En confrontant l’héritage de la Grande Migration et l’aliénation diasporique née de l’esclavage, Baldwin transforme l’errance en arme littéraire. Son écriture devient ainsi un miroir des désillusions nord-américaines et une critique acerbe de l’universalisme européen, révélant l’exil comme un espace paradoxal de douleur et de libération. Dans ce dialogue entre l’Afrique et les États-Unis, il forge une identité hybride, assumant la condition de « bâtard de l’Occident ». Son périple douloureux dessine une cartographie de l’appartenance où la réconciliation avec soi passe par l’acceptation des ruptures ancestrales. Ainsi, l’exil devient un processus de réinvention identitaire, où Baldwin inscrit son expérience dans une généalogie de la migration, à la fois héritée et présente, montrant que c’est dans ce « dangereux voyage » qu’émerge à la fois une vérité individuelle et collective. Cette vérité n’aurait pas pu voir le jour sans la confrontation de Baldwin à la diaspora africaine à Paris, et, en somme, sans son propre exil des États-Unis.

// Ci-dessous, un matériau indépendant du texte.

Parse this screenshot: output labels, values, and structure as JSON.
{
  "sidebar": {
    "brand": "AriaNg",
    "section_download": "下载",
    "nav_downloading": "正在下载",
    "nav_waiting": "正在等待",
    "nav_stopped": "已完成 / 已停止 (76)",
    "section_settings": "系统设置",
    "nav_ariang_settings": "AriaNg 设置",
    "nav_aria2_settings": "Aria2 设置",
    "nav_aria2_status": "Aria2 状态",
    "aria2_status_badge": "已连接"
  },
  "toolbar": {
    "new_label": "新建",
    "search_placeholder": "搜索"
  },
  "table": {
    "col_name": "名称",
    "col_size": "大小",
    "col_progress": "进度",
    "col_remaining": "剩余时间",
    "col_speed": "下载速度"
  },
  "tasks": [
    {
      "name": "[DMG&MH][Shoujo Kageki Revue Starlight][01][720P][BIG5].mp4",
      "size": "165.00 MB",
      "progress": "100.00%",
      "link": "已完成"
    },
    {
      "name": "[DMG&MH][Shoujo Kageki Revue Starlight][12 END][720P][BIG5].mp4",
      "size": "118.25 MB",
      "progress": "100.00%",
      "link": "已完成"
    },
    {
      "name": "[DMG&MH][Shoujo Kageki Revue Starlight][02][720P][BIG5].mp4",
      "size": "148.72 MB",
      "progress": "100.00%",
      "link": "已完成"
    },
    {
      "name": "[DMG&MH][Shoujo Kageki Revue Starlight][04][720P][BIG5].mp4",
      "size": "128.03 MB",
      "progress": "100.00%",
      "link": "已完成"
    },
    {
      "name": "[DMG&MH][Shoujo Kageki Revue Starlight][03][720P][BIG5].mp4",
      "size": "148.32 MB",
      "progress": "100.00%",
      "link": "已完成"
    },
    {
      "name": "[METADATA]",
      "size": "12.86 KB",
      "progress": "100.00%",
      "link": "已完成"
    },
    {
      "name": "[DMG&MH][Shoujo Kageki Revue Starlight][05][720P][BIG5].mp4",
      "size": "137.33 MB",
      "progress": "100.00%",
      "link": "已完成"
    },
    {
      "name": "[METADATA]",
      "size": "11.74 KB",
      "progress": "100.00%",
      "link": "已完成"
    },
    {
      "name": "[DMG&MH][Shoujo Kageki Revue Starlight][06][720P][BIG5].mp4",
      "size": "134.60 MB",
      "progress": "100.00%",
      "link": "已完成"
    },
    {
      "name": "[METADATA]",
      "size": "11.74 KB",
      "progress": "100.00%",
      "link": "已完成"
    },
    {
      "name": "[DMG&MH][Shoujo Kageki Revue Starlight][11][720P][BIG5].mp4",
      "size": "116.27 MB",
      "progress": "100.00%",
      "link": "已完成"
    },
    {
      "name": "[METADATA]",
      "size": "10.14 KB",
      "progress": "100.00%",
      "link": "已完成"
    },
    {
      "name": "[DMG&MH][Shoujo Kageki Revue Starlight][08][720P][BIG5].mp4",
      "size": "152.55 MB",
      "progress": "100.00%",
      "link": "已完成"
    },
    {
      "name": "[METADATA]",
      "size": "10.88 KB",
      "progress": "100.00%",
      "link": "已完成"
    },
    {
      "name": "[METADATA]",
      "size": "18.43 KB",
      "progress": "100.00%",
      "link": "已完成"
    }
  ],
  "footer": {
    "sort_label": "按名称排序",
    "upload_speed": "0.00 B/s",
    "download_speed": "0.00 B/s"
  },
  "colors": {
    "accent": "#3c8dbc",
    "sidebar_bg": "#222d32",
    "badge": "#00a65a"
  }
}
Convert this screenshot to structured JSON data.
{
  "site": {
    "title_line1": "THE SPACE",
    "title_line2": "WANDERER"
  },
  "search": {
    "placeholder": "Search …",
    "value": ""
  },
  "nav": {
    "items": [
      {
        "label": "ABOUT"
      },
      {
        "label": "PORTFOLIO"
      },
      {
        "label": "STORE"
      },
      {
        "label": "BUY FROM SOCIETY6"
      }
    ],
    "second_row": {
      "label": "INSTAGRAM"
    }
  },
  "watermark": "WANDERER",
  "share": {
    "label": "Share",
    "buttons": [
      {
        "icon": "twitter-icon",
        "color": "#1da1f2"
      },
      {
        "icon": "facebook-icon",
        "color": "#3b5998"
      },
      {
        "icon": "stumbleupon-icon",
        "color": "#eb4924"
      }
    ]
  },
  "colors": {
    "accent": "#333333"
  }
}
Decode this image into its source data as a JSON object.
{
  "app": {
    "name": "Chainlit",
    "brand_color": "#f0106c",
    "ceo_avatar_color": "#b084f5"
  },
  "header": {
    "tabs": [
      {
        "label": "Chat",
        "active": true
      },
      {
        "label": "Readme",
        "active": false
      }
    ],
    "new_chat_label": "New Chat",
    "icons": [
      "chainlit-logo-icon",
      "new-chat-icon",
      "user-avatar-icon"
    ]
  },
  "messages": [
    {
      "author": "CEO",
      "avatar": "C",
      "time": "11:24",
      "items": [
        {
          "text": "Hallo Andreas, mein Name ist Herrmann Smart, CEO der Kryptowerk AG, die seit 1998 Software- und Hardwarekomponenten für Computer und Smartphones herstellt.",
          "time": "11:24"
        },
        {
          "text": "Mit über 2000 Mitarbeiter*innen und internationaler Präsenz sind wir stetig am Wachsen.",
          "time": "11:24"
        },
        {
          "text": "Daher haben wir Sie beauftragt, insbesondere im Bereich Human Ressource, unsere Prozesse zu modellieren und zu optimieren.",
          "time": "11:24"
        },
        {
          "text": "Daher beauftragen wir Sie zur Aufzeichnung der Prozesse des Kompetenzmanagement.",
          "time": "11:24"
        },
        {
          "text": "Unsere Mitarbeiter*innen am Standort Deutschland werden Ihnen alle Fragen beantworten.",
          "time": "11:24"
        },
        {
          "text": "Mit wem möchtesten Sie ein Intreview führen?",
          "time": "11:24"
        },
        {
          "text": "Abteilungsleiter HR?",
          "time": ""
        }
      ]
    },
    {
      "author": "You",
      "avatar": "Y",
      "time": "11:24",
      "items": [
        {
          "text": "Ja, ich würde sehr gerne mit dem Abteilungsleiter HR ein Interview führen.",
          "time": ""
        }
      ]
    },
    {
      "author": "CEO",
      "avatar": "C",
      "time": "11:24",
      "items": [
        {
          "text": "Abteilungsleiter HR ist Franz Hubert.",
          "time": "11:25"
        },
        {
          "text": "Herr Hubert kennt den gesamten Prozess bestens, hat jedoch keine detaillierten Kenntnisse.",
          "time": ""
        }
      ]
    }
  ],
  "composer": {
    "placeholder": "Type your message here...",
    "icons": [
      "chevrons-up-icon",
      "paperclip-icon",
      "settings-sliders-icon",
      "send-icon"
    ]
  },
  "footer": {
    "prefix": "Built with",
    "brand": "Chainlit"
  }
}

L’exil comme nécessité existentielle et politique : une question d’identité, de vie ou de mort

James Baldwin évoque son exil à Paris à plusieurs reprises, tant dans ses écrits que dans des interviews. L’un de ses témoignages les plus marquants apparaît dans le documentaire Meeting The Man : James Baldwin in Paris, où l’auteur est filmé en 1971 dans les rues de Paris, en train de raconter son histoire. À la question du réalisateur Terence Dixon sur les circonstances de son arrivée dans la capitale française, Baldwin répond qu’il est venu le 11 novembre 1948 parce que c’était « une question de vie ou de mort ». Il précise que fuir son pays n’était pas simplement une démarche pour écrire un livre ou se découvrir soi-même, mais qu’il fallait être dans une situation de désespoir pour entreprendre un tel voyage avec seulement quarante dollars en poche. Il décrit une vie d’errance au cœur même de son exil et, avec du recul, avoue ne pas savoir comment il a survécu, en particulier en raison des difficultés économiques. Pour subvenir à ses besoins, il a dû vendre des vêtements, et même sa machine à écrire : « Je ne sais pas comment j’ai fait, j’ai simplement traversé les jours, l’un après l’autre, pendant quatre ans21. »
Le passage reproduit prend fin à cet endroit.